Trader : increased cargo space, butter thrust (lower turbo energy so you can turbo longer), lower armor...
Miner : less cargo space than trader. Weapon port is hard coded to a mining beam that is significantly better than the regular small port mining beam ... early miners will likely mine in station sectors anyway so no weapons should be fine.
Mercenary : decreased cargo space, little bit better thrust and turbo energy usage. Increase in armor and hard-coded weapon that is an Ion blaster mk1 but with enhanced speed. 160m/s...
these are just shot in the dark suggestions as to what a license level 1 or less person has available and what they'd find most helpful...while making sure it's usefulness doesn't obsolete anything the license levels unlock.
The special ships would probably best be handled by the mission system as well. You'd have a mission dictated by whatever job you registered with to submit a claim against your government insured ship if you lose the first one and you'd be given a new one.

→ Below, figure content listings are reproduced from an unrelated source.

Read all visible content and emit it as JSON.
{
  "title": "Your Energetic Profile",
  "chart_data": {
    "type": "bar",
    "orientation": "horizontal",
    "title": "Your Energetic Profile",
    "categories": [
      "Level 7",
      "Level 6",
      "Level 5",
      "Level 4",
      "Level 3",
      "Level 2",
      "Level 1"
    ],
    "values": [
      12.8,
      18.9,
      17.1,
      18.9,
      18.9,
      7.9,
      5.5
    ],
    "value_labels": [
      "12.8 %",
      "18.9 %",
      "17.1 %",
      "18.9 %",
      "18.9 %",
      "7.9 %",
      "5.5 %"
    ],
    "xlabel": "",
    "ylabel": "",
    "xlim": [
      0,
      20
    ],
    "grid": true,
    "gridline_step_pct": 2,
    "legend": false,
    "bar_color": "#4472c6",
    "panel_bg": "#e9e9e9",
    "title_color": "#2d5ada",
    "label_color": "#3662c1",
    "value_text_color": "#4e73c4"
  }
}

This would give new players a taste at what the game will let them utilize right off the bat without telling them that they'll need to start grinding immediately to be able to do anything. We should push that back a bit until the player has a couple hours of gametime invested so they dont just drop off like flies. Give them a sense of something they should be doing and allow the sandbox and grinding to come naturally off that instead of being lost with having no direction.
While this idea's function ends once the player is up in license 2-3 area it could be extended to give other "job" related missions. Of which would mostly be geared towards helping new players work through the first few license levels. Maybe by offering items related to their field ahead of the normal license level required assuming they are engaging in their job area. It's all a means to keep the open-ness and directionlessness of the game at bay for those first few hours until they're ready both in-game and mentally to just do what they want without losing interest during the dull parts.

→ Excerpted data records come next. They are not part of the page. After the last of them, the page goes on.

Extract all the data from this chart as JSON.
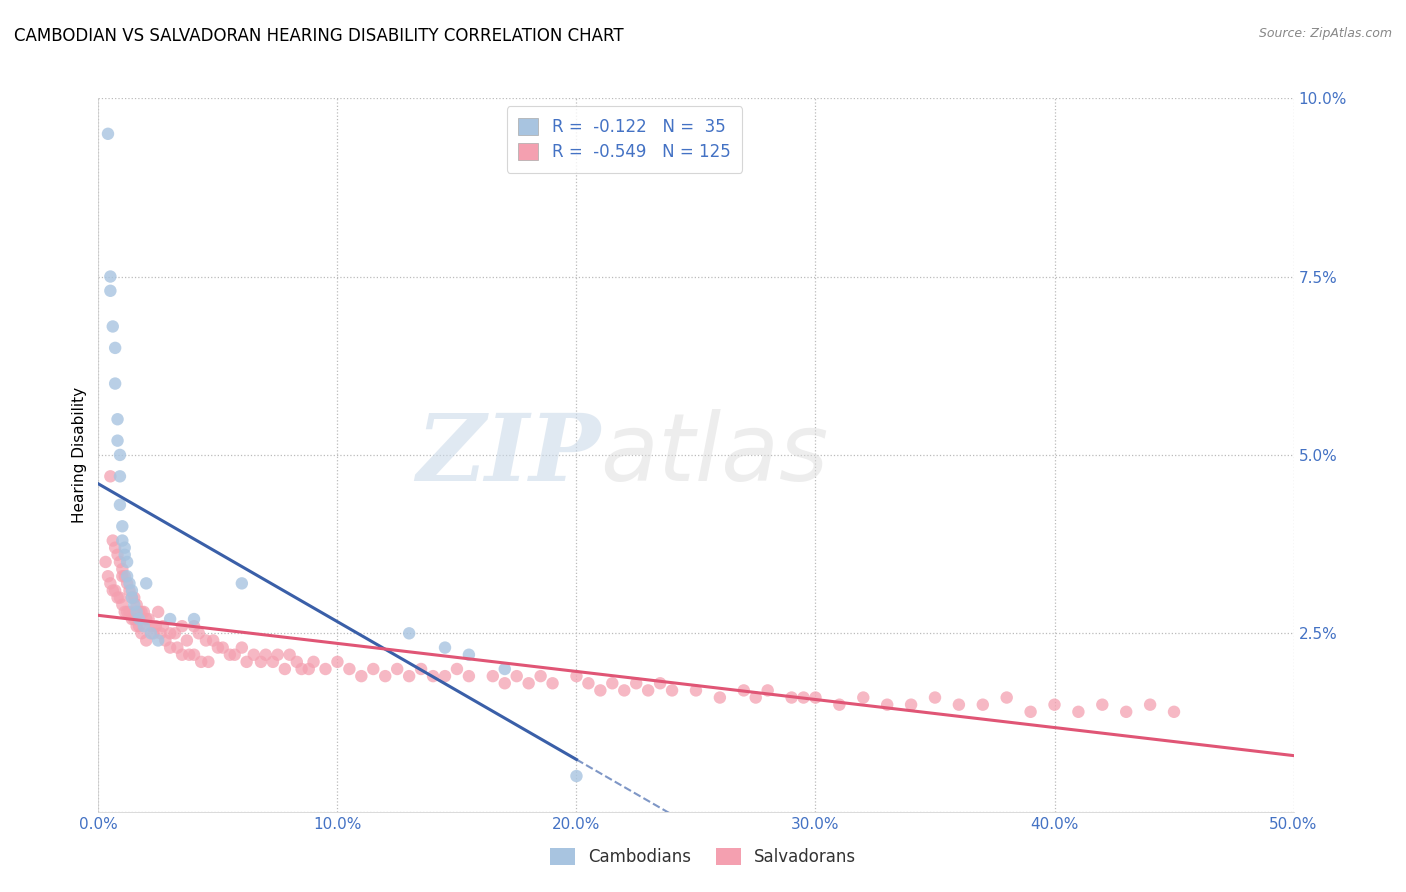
{
  "title": "CAMBODIAN VS SALVADORAN HEARING DISABILITY CORRELATION CHART",
  "source": "Source: ZipAtlas.com",
  "ylabel": "Hearing Disability",
  "xlabel": "",
  "xlim": [
    0.0,
    0.5
  ],
  "ylim": [
    0.0,
    0.1
  ],
  "xticks": [
    0.0,
    0.1,
    0.2,
    0.3,
    0.4,
    0.5
  ],
  "yticks": [
    0.0,
    0.025,
    0.05,
    0.075,
    0.1
  ],
  "xtick_labels": [
    "0.0%",
    "10.0%",
    "20.0%",
    "30.0%",
    "40.0%",
    "50.0%"
  ],
  "ytick_labels": [
    "",
    "2.5%",
    "5.0%",
    "7.5%",
    "10.0%"
  ],
  "cambodian_color": "#a8c4e0",
  "salvadoran_color": "#f4a0b0",
  "cambodian_line_color": "#3a5fa8",
  "salvadoran_line_color": "#e05575",
  "cambodian_R": "-0.122",
  "cambodian_N": "35",
  "salvadoran_R": "-0.549",
  "salvadoran_N": "125",
  "watermark_zip": "ZIP",
  "watermark_atlas": "atlas",
  "background_color": "#ffffff",
  "grid_color": "#bbbbbb",
  "legend_text_color": "#4472c4",
  "cambodian_x": [
    0.004,
    0.005,
    0.005,
    0.006,
    0.007,
    0.007,
    0.008,
    0.008,
    0.009,
    0.009,
    0.009,
    0.01,
    0.01,
    0.011,
    0.011,
    0.012,
    0.012,
    0.013,
    0.014,
    0.014,
    0.015,
    0.016,
    0.017,
    0.019,
    0.02,
    0.022,
    0.025,
    0.03,
    0.04,
    0.06,
    0.13,
    0.145,
    0.155,
    0.17,
    0.2
  ],
  "cambodian_y": [
    0.095,
    0.075,
    0.073,
    0.068,
    0.065,
    0.06,
    0.055,
    0.052,
    0.05,
    0.047,
    0.043,
    0.04,
    0.038,
    0.037,
    0.036,
    0.035,
    0.033,
    0.032,
    0.031,
    0.03,
    0.029,
    0.028,
    0.027,
    0.026,
    0.032,
    0.025,
    0.024,
    0.027,
    0.027,
    0.032,
    0.025,
    0.023,
    0.022,
    0.02,
    0.005
  ],
  "salvadoran_x": [
    0.003,
    0.004,
    0.005,
    0.005,
    0.006,
    0.006,
    0.007,
    0.007,
    0.008,
    0.008,
    0.009,
    0.009,
    0.01,
    0.01,
    0.01,
    0.011,
    0.011,
    0.012,
    0.012,
    0.013,
    0.013,
    0.014,
    0.014,
    0.015,
    0.015,
    0.016,
    0.016,
    0.017,
    0.017,
    0.018,
    0.018,
    0.019,
    0.02,
    0.02,
    0.021,
    0.022,
    0.023,
    0.024,
    0.025,
    0.026,
    0.027,
    0.028,
    0.03,
    0.03,
    0.032,
    0.033,
    0.035,
    0.035,
    0.037,
    0.038,
    0.04,
    0.04,
    0.042,
    0.043,
    0.045,
    0.046,
    0.048,
    0.05,
    0.052,
    0.055,
    0.057,
    0.06,
    0.062,
    0.065,
    0.068,
    0.07,
    0.073,
    0.075,
    0.078,
    0.08,
    0.083,
    0.085,
    0.088,
    0.09,
    0.095,
    0.1,
    0.105,
    0.11,
    0.115,
    0.12,
    0.125,
    0.13,
    0.135,
    0.14,
    0.145,
    0.15,
    0.155,
    0.165,
    0.17,
    0.175,
    0.18,
    0.185,
    0.19,
    0.2,
    0.205,
    0.21,
    0.215,
    0.22,
    0.225,
    0.23,
    0.235,
    0.24,
    0.25,
    0.26,
    0.27,
    0.275,
    0.28,
    0.29,
    0.295,
    0.3,
    0.31,
    0.32,
    0.33,
    0.34,
    0.35,
    0.36,
    0.37,
    0.38,
    0.39,
    0.4,
    0.41,
    0.42,
    0.43,
    0.44,
    0.45
  ],
  "salvadoran_y": [
    0.035,
    0.033,
    0.047,
    0.032,
    0.038,
    0.031,
    0.037,
    0.031,
    0.036,
    0.03,
    0.035,
    0.03,
    0.034,
    0.033,
    0.029,
    0.033,
    0.028,
    0.032,
    0.028,
    0.031,
    0.028,
    0.03,
    0.027,
    0.03,
    0.027,
    0.029,
    0.026,
    0.028,
    0.026,
    0.028,
    0.025,
    0.028,
    0.027,
    0.024,
    0.027,
    0.026,
    0.025,
    0.026,
    0.028,
    0.025,
    0.026,
    0.024,
    0.025,
    0.023,
    0.025,
    0.023,
    0.026,
    0.022,
    0.024,
    0.022,
    0.026,
    0.022,
    0.025,
    0.021,
    0.024,
    0.021,
    0.024,
    0.023,
    0.023,
    0.022,
    0.022,
    0.023,
    0.021,
    0.022,
    0.021,
    0.022,
    0.021,
    0.022,
    0.02,
    0.022,
    0.021,
    0.02,
    0.02,
    0.021,
    0.02,
    0.021,
    0.02,
    0.019,
    0.02,
    0.019,
    0.02,
    0.019,
    0.02,
    0.019,
    0.019,
    0.02,
    0.019,
    0.019,
    0.018,
    0.019,
    0.018,
    0.019,
    0.018,
    0.019,
    0.018,
    0.017,
    0.018,
    0.017,
    0.018,
    0.017,
    0.018,
    0.017,
    0.017,
    0.016,
    0.017,
    0.016,
    0.017,
    0.016,
    0.016,
    0.016,
    0.015,
    0.016,
    0.015,
    0.015,
    0.016,
    0.015,
    0.015,
    0.016,
    0.014,
    0.015,
    0.014,
    0.015,
    0.014,
    0.015,
    0.014
  ]
}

A possible solution to this is for new characters to be given a choice after your faction selection of choosing if you want to register with the Government as a Trader, a Miner, or a Mercenary. The choice puts the new player into the life of a freshly indoctrinated member of that particular job category with certain government privileges.
This choice would probably best be implemented as a mission that the player is required to select from right after the tutorial/training missions. Picking 1 is necessary to unlock the job related ship and picking one excludes the ability to pick the others. After selecting, you have access to a variant of the EC89 bus with certain built in and buffed qualities not available to the other job and possibly special missions.
Trader : increased cargo space, butter thrust (lower turbo energy so you can turbo longer), lower armor...
Miner : less cargo space than trader. Weapon port is hard coded to a mining beam that is significantly better than the regular small port mining beam ... early miners will likely mine in station sectors anyway so no weapons should be fine.
Mercenary : decreased cargo space, little bit better thrust and turbo energy usage. Increase in armor and hard-coded weapon that is an Ion blaster mk1 but with enhanced speed. 160m/s...
these are just shot in the dark suggestions as to what a license level 1 or less person has available and what they'd find most helpful...while making sure it's usefulness doesn't obsolete anything the license levels unlock.
The special ships would probably best be handled by the mission system as well. You'd have a mission dictated by whatever job you registered with to submit a claim against your government insured ship if you lose the first one and you'd be given a new one.
This would give new players a taste at what the game will let them utilize right off the bat without telling them that they'll need to start grinding immediately to be able to do anything. We should push that back a bit until the player has a couple hours of gametime invested so they dont just drop off like flies. Give them a sense of something they should be doing and allow the sandbox and grinding to come naturally off that instead of being lost with having no direction.
While this idea's function ends once the player is up in license 2-3 area it could be extended to give other "job" related missions. Of which would mostly be geared towards helping new players work through the first few license levels. Maybe by offering items related to their field ahead of the normal license level required assuming they are engaging in their job area. It's all a means to keep the open-ness and directionlessness of the game at bay for those first few hours until they're ready both in-game and mentally to just do what they want without losing interest during the dull parts.